Daolun L. Chen

Abstract:

One of the most effective solutions for reducing environment-damaging emissions and improving fuel economy is to implement lightweight materials in ground vehicles. With the ultra-lightweight feature, high strength-to-weight ratio and superior damping capacity, magnesium has recently emerged as a promising material in the lightweight design and construction for energy efficiency in the automotive and aerospace industry. Despite the potential of substantial reductions in weight, most wrought magnesium alloys exhibit a high degree of mechanical anisotropy and tension-compression yield asymmetry due to the presence of strong crystallographic texture owing to their hexagonal close-packed structure and limited deformation modes. For the vehicle components subjected to dynamic cyclic loading, such problems could exert an unfavorable influence on the material performance.
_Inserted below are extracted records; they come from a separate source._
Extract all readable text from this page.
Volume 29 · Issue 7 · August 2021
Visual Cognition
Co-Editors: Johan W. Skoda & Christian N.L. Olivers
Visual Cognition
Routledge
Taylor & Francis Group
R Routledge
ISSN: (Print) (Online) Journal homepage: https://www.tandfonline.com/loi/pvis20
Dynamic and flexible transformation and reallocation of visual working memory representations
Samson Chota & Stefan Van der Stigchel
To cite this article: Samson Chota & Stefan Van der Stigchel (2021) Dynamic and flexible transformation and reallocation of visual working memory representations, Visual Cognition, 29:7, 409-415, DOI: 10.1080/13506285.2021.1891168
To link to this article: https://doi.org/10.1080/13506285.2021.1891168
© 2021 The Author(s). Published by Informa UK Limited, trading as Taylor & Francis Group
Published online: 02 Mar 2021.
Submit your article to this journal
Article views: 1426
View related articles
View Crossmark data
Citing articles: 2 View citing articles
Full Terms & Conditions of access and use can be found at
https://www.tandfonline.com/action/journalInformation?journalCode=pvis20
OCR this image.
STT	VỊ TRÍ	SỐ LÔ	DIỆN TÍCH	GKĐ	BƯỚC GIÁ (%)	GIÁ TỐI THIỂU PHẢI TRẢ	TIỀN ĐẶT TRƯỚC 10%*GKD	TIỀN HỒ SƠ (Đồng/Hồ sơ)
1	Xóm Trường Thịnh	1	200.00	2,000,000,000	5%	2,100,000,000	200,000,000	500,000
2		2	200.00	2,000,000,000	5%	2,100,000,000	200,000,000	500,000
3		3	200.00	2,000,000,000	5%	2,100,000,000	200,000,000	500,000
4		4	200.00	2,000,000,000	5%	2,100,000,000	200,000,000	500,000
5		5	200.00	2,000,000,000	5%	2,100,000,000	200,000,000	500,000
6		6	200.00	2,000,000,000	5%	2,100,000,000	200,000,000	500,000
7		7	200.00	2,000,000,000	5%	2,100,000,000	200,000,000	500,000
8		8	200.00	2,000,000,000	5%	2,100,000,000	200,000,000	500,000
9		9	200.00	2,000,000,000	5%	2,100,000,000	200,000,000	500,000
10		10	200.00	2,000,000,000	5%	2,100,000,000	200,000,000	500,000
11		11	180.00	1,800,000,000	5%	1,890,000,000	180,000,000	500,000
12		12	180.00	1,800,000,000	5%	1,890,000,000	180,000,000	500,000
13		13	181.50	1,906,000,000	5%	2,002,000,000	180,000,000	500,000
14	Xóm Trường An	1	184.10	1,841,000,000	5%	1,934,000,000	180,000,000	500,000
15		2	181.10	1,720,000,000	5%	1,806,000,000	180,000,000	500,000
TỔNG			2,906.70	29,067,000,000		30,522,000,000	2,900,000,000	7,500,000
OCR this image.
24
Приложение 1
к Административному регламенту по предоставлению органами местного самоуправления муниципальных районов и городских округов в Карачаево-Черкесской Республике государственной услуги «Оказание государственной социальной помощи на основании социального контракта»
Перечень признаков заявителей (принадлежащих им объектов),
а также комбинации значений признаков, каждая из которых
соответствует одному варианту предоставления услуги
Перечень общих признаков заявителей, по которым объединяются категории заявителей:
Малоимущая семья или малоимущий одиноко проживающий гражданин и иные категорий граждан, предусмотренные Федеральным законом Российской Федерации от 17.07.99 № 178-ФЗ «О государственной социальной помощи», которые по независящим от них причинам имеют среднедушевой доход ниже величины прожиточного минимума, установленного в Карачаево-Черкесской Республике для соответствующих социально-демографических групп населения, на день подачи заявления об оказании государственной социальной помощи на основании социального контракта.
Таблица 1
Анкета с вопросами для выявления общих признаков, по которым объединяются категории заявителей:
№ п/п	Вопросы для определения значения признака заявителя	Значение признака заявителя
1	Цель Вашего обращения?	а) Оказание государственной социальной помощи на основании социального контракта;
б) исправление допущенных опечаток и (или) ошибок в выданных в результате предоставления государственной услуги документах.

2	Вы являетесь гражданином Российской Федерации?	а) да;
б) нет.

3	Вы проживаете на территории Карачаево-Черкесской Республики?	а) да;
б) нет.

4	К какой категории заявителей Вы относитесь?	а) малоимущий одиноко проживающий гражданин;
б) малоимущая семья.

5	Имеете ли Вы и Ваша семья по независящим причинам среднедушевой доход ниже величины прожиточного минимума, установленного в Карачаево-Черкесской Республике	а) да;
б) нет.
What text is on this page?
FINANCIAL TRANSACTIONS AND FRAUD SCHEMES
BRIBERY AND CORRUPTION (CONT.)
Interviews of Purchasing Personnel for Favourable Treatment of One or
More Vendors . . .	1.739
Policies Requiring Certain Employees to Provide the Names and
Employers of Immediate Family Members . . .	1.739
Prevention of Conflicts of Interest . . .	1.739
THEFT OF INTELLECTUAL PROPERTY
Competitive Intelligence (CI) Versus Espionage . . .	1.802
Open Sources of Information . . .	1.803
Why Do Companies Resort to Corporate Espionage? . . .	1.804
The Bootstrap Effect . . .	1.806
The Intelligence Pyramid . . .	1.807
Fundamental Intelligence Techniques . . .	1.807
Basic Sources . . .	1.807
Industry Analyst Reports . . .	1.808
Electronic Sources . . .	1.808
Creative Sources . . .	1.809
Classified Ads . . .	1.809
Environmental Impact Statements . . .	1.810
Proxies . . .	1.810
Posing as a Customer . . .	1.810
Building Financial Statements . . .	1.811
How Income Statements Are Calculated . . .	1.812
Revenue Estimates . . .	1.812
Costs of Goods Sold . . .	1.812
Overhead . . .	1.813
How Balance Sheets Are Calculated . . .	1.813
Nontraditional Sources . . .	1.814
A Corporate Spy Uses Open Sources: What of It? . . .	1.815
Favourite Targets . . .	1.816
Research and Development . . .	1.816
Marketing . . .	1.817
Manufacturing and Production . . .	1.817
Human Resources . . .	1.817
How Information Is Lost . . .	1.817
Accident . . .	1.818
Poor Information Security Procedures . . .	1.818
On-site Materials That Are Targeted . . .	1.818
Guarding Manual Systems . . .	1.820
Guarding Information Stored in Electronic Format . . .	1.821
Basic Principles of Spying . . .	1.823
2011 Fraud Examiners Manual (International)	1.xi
These problems could be tackled through texture modification via alloy composition adjustment, i.e., an addition of rare-earth (RE) elements into magnesium alloys. Despite the fact that the addition of RE elements sheds some light on the alteration in the mechanical anisotropy, the potential advantage of such RE-Mg alloys as structural components under cyclic loading condition has not been well appreciated. An understanding of cyclic plastic deformation is essential for the critical engineering application of Mg-RE alloys. The aim of the present study was, therefore, to identify the cyclic deformation characteristics of RE-Mg alloys under varying strain amplitudes, with particular attention to the effect of RE elements. It was found that the Mg-RE alloy contains a large number of precipitates and possesses a fairly weak texture, which gives rise to much relieved tension-compression yield asymmetry and enhanced fatigue fracture resistance in comparison with the RE-free extruded Mg alloys. The fatigue life of the present alloy was observed to be longer than that of the RE-free extruded Mg alloys. Details about the cyclic deformation behavior of RE-Mg alloys will be presented.